Sélection

Appartient au dossier : 40 ans / 40 romans

40 ans / 40 romans : les années 1990

Quoi de commun entre la subversive contemporanéité de Michel Houellebecq, les interrogations intimes de Christine Angot ou la prose aux accents sociologiques d’Annie Ernaux ?

Pas grand-chose en réalité, si ce n’est une certaine idée de la création romanesque, comme outil de compréhension du monde et de soi-même… et le recours à une forme mouvante et mondiale, appelée roman, qui ne cesse de se réinventer, faisant écho à la phrase célèbre de Somerset Maugham : “Il y a trois règles à respecter pour écrire un roman. Malheureusement, personne ne les connaît”.

Publié le 11/09/2017 - CC BY-NC-SA 4.0

Sélection de références

Passion simple

Passion simple

Annie Ernaux
Gallimard, 1994

A la fin des années 1980, Annie Ernaux vit une passion avec un homme marié, se soumettant entièrement à son désir et à ses disponibilités. Obsédée par l’attente, elle consigne scrupuleusement chaque événement, chaque sensation qui la traversent, dans une forme d’indifférence au monde. Journal clinique d’une passion dévorante et annihilante, Passion simple est violemment réel, à la fois intime et sec, sans cesse tendu par une exigence de vérité.

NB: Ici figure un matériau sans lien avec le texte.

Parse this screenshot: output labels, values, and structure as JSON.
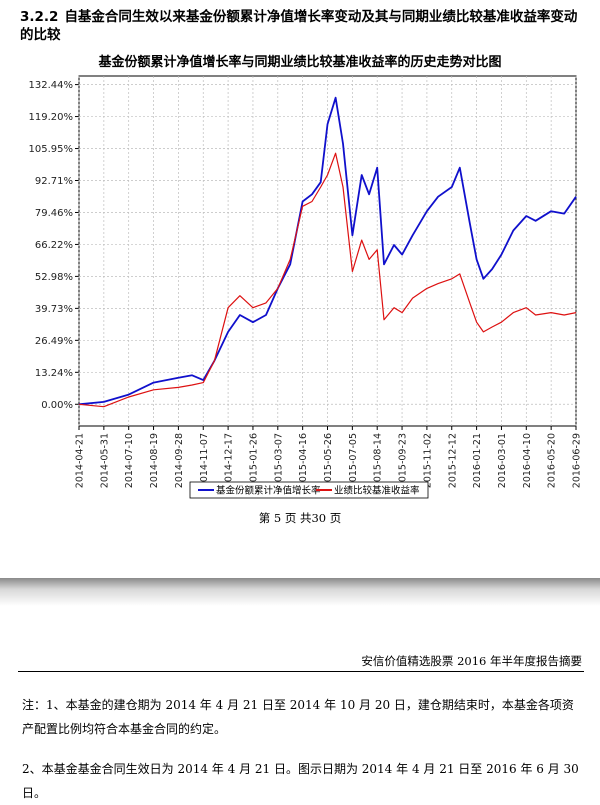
{
  "section": {
    "number": "3.2.2",
    "title": "自基金合同生效以来基金份额累计净值增长率变动及其与同期业绩比较基准收益率变动的比较"
  },
  "chart_data": {
    "type": "line",
    "title": "基金份额累计净值增长率与同期业绩比较基准收益率的历史走势对比图",
    "x_ticks": [
      "2014-04-21",
      "2014-05-31",
      "2014-07-10",
      "2014-08-19",
      "2014-09-28",
      "2014-11-07",
      "2014-12-17",
      "2015-01-26",
      "2015-03-07",
      "2015-04-16",
      "2015-05-26",
      "2015-07-05",
      "2015-08-14",
      "2015-09-23",
      "2015-11-02",
      "2015-12-12",
      "2016-01-21",
      "2016-03-01",
      "2016-04-10",
      "2016-05-20",
      "2016-06-29"
    ],
    "y_ticks": [
      "0.00%",
      "13.24%",
      "26.49%",
      "39.73%",
      "52.98%",
      "66.22%",
      "79.46%",
      "92.71%",
      "105.95%",
      "119.20%",
      "132.44%"
    ],
    "ylim": [
      -9,
      136
    ],
    "grid": true,
    "legend_position": "bottom",
    "series": [
      {
        "name": "基金份额累计净值增长率",
        "color": "#1010cc",
        "points": [
          [
            "2014-04-21",
            0
          ],
          [
            "2014-05-31",
            1
          ],
          [
            "2014-07-10",
            4
          ],
          [
            "2014-08-19",
            9
          ],
          [
            "2014-09-28",
            11
          ],
          [
            "2014-10-20",
            12
          ],
          [
            "2014-11-07",
            10
          ],
          [
            "2014-11-25",
            18
          ],
          [
            "2014-12-17",
            30
          ],
          [
            "2015-01-05",
            37
          ],
          [
            "2015-01-26",
            34
          ],
          [
            "2015-02-16",
            37
          ],
          [
            "2015-03-07",
            48
          ],
          [
            "2015-03-27",
            58
          ],
          [
            "2015-04-16",
            84
          ],
          [
            "2015-05-01",
            87
          ],
          [
            "2015-05-15",
            92
          ],
          [
            "2015-05-26",
            116
          ],
          [
            "2015-06-08",
            127
          ],
          [
            "2015-06-20",
            108
          ],
          [
            "2015-07-05",
            70
          ],
          [
            "2015-07-20",
            95
          ],
          [
            "2015-08-01",
            87
          ],
          [
            "2015-08-14",
            98
          ],
          [
            "2015-08-25",
            58
          ],
          [
            "2015-09-10",
            66
          ],
          [
            "2015-09-23",
            62
          ],
          [
            "2015-10-10",
            70
          ],
          [
            "2015-11-02",
            80
          ],
          [
            "2015-11-20",
            86
          ],
          [
            "2015-12-12",
            90
          ],
          [
            "2015-12-25",
            98
          ],
          [
            "2016-01-10",
            75
          ],
          [
            "2016-01-21",
            60
          ],
          [
            "2016-02-01",
            52
          ],
          [
            "2016-02-15",
            56
          ],
          [
            "2016-03-01",
            62
          ],
          [
            "2016-03-20",
            72
          ],
          [
            "2016-04-10",
            78
          ],
          [
            "2016-04-25",
            76
          ],
          [
            "2016-05-20",
            80
          ],
          [
            "2016-06-10",
            79
          ],
          [
            "2016-06-29",
            86
          ]
        ]
      },
      {
        "name": "业绩比较基准收益率",
        "color": "#dd1111",
        "points": [
          [
            "2014-04-21",
            0
          ],
          [
            "2014-05-31",
            -1
          ],
          [
            "2014-07-10",
            3
          ],
          [
            "2014-08-19",
            6
          ],
          [
            "2014-09-28",
            7
          ],
          [
            "2014-10-20",
            8
          ],
          [
            "2014-11-07",
            9
          ],
          [
            "2014-11-25",
            18
          ],
          [
            "2014-12-17",
            40
          ],
          [
            "2015-01-05",
            45
          ],
          [
            "2015-01-26",
            40
          ],
          [
            "2015-02-16",
            42
          ],
          [
            "2015-03-07",
            48
          ],
          [
            "2015-03-27",
            60
          ],
          [
            "2015-04-16",
            82
          ],
          [
            "2015-05-01",
            84
          ],
          [
            "2015-05-15",
            90
          ],
          [
            "2015-05-26",
            95
          ],
          [
            "2015-06-08",
            104
          ],
          [
            "2015-06-20",
            90
          ],
          [
            "2015-07-05",
            55
          ],
          [
            "2015-07-20",
            68
          ],
          [
            "2015-08-01",
            60
          ],
          [
            "2015-08-14",
            64
          ],
          [
            "2015-08-25",
            35
          ],
          [
            "2015-09-10",
            40
          ],
          [
            "2015-09-23",
            38
          ],
          [
            "2015-10-10",
            44
          ],
          [
            "2015-11-02",
            48
          ],
          [
            "2015-11-20",
            50
          ],
          [
            "2015-12-12",
            52
          ],
          [
            "2015-12-25",
            54
          ],
          [
            "2016-01-10",
            42
          ],
          [
            "2016-01-21",
            34
          ],
          [
            "2016-02-01",
            30
          ],
          [
            "2016-02-15",
            32
          ],
          [
            "2016-03-01",
            34
          ],
          [
            "2016-03-20",
            38
          ],
          [
            "2016-04-10",
            40
          ],
          [
            "2016-04-25",
            37
          ],
          [
            "2016-05-20",
            38
          ],
          [
            "2016-06-10",
            37
          ],
          [
            "2016-06-29",
            38
          ]
        ]
      }
    ]
  },
  "page_footer": "第 5 页 共30 页",
  "running_header": "安信价值精选股票 2016 年半年度报告摘要",
  "notes": [
    "注：1、本基金的建仓期为 2014 年 4 月 21 日至 2014 年 10 月 20 日，建仓期结束时，本基金各项资产配置比例均符合本基金合同的约定。",
    "2、本基金基金合同生效日为 2014 年 4 月 21 日。图示日期为 2014 年 4 月 21 日至 2016 年 6 月 30 日。"
  ]
}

Annie Ernaux y déploie sa grande entreprise littéraire – dissoudre le “je” pour le muer en “nous” – et invente l’autobiographie impersonnelle, imbriquant mémoire individuelle et mémoire collective.

A la Bpi, niveau 3, 840″19″ ERNA 2

Amkoullel l'enfant peul

Amkoullel l'enfant peul

Amadou Hampâté Bâ
Actes Sud, 1992

“En Afrique, quand un vieillard meurt, c’est une bibliothèque qui brûle.” Cette formule proverbiale d’Amadou Hampâté Bâ est une excellente introduction à son œuvre et en particulier à ses mémoires, Amkoullel, l’enfant peul, merveilleux exemple de conte africain.

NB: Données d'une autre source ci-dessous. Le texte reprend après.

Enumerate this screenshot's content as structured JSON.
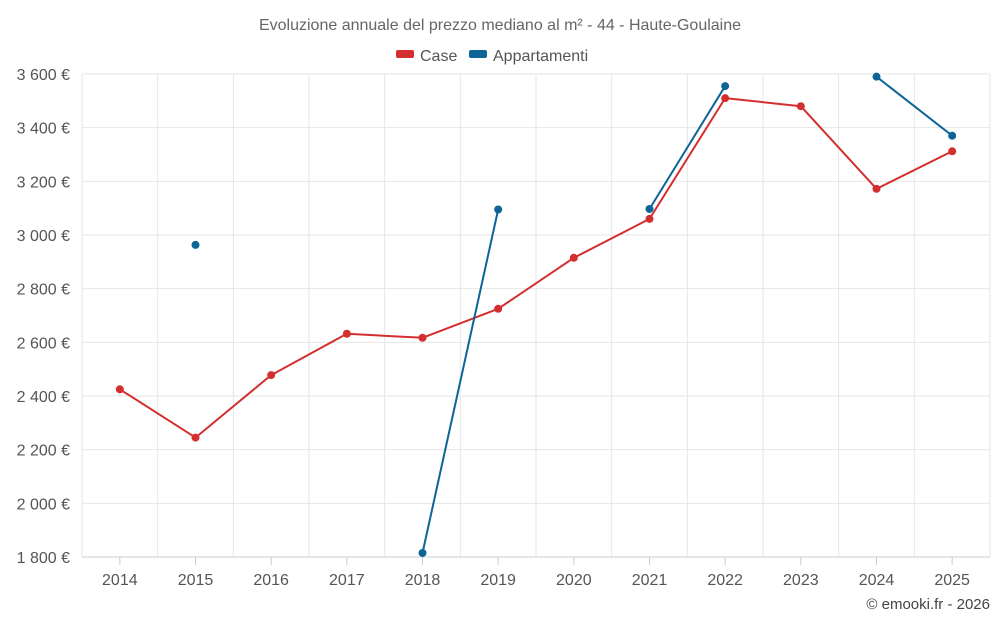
{
  "chart_data": {
    "type": "line",
    "title": "Evoluzione annuale del prezzo mediano al m² - 44 - Haute-Goulaine",
    "categories": [
      "2014",
      "2015",
      "2016",
      "2017",
      "2018",
      "2019",
      "2020",
      "2021",
      "2022",
      "2023",
      "2024",
      "2025"
    ],
    "ylim": [
      1800,
      3600
    ],
    "yticks": [
      1800,
      2000,
      2200,
      2400,
      2600,
      2800,
      3000,
      3200,
      3400,
      3600
    ],
    "ytick_labels": [
      "1 800 €",
      "2 000 €",
      "2 200 €",
      "2 400 €",
      "2 600 €",
      "2 800 €",
      "3 000 €",
      "3 200 €",
      "3 400 €",
      "3 600 €"
    ],
    "grid": true,
    "legend_position": "top-center",
    "series": [
      {
        "name": "Case",
        "color": "#d32f2f",
        "values": [
          2425,
          2245,
          2478,
          2632,
          2617,
          2725,
          2915,
          3060,
          3510,
          3480,
          3172,
          3312
        ]
      },
      {
        "name": "Appartamenti",
        "color": "#0d6496",
        "values": [
          null,
          2963,
          null,
          null,
          1815,
          3095,
          null,
          3097,
          3555,
          null,
          3590,
          3370
        ]
      }
    ]
  },
  "credit": "© emooki.fr - 2026"
}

Amadou Hampâté Bâ a milité toute sa vie pour faire connaître les traditions de l’Afrique, d’abord sous l’égide de Théodore Monod qui a été son directeur à Dakar, puis à travers l’Institut des Sciences humaines de Bamako qu’il a fondé en 1960 et enfin au sein de l’Unesco où il a été élu au sein du conseil exécutif pour représenter son pays, le Mali. Ce premier tome de ses mémoires retrace, dans une langue imagée et fluide, avec tout son talent de conteur, l’histoire de sa famille, de son enfance et de son adolescence et, à travers elle, l’histoire du peuple Peul. Un peuple nomade, attaché à ses troupeaux, religieux, fier et courageux, qui s’est sédentarisé au cours des siècles dans plusieurs régions d’Afrique, du Soudan au Mali.

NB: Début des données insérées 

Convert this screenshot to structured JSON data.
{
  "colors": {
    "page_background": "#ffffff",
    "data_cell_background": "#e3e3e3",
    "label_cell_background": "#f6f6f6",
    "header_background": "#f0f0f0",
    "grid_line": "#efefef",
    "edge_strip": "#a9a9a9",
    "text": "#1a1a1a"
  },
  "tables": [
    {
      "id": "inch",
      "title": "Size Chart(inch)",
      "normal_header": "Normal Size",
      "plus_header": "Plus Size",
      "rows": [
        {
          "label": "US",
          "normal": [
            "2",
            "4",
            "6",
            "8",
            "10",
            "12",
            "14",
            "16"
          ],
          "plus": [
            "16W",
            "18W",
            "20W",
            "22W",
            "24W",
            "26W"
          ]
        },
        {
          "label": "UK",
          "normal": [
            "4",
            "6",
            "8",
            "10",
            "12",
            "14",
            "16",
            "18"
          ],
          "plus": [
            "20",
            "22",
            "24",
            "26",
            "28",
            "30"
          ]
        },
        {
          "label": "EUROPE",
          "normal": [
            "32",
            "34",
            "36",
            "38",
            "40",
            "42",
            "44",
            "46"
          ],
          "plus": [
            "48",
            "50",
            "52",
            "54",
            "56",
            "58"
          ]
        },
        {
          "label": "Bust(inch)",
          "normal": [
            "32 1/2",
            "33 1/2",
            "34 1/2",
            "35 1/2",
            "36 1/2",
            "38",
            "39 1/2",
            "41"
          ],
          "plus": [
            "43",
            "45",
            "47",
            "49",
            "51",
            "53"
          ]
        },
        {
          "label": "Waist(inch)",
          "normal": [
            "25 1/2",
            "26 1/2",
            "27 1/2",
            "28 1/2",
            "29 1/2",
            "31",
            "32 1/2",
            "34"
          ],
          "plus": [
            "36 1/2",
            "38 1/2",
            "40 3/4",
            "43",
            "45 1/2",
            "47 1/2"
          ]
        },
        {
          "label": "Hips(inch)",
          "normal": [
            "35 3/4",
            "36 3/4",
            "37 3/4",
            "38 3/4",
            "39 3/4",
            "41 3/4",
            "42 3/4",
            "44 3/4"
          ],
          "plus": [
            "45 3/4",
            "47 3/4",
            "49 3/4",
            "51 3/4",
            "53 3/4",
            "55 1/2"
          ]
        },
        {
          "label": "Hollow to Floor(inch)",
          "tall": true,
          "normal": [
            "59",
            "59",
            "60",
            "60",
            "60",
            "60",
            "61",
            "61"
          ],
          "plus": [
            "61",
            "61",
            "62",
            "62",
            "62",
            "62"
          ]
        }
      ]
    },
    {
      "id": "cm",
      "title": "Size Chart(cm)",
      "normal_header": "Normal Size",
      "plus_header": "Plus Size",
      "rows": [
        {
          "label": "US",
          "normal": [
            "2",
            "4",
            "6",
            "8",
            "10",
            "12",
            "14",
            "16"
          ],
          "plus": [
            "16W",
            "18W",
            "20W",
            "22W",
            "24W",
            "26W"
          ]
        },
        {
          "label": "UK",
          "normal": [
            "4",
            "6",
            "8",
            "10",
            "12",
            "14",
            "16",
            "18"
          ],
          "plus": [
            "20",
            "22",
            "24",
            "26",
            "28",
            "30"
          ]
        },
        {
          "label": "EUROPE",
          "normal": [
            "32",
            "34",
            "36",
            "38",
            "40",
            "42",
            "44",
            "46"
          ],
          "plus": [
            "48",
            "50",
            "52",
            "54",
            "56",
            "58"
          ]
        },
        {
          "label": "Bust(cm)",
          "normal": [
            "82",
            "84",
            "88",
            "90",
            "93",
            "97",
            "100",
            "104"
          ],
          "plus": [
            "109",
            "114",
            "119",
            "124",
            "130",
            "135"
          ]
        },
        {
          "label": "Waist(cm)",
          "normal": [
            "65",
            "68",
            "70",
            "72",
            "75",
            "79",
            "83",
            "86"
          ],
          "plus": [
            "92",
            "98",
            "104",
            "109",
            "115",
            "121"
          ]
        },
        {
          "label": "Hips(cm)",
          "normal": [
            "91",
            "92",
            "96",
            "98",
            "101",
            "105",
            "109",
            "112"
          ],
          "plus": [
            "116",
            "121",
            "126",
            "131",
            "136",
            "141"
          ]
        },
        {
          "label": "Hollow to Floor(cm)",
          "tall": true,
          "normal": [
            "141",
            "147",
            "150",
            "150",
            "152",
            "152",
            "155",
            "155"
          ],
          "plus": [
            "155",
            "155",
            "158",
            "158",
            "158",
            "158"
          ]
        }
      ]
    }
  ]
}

Récit épique, mais aussi plein d’humour et de tendresse, ces mémoires sont à la fois l’occasion de découvrir la mère de l’auteur, Hadidja, une femme forte et courageuse, et un pays colonisé où les représentants de l’Etat française se révèlent être parfois bienveillants, curieux et respectueux de la culture africaine, parfois bornés, violents et méprisants. Fresque historique foisonnante de détails et d’anecdotes, histoire romancée d’une grande famille peul et de son destin mouvementée, Amkoullel, l’enfant peul, est un plaisir de lecture qui donne à voir et à entendre l’Afrique dans toute sa richesse et sa diversité.

A la Bpi, niveau 3, 846.3 BA.. 4 AM

Le Matin des origines

Le Matin des origines

Pierre Bergounioux
Verdier, 1992

Extraire l’enfoui, retrouver l’impression, traquer l’éblouissement premier du sentiment de l’existence, faire advenir l’image du réel que le temps, l’habitude ont confié aux limbes, c’est à quoi s’emploie Pierre Bergounioux dans Le Matin des origines. Instant inaugural, splendeur des commencements, vérité « après quoi le reste n’est qu’intermède ».

De ce Lot lumineux, découvert dans ses premières années, la maison rose en particulier domine et hante sa mémoire et ses rêves ; elle revient d’ailleurs comme un leitmotiv auréolé de bonheur dans plusieurs autres écrits de l’auteur. Grâce à elle et à ses environs immédiats, à ses couleurs, aux odeurs qu’elle recelait, à ses habitants, s’est éveillée une sensibilité qui nous vaut assurément ce très beau texte ; celui-ci parvient à restituer quelques-uns de ces moments de l’enfance où l’on sent avant de penser.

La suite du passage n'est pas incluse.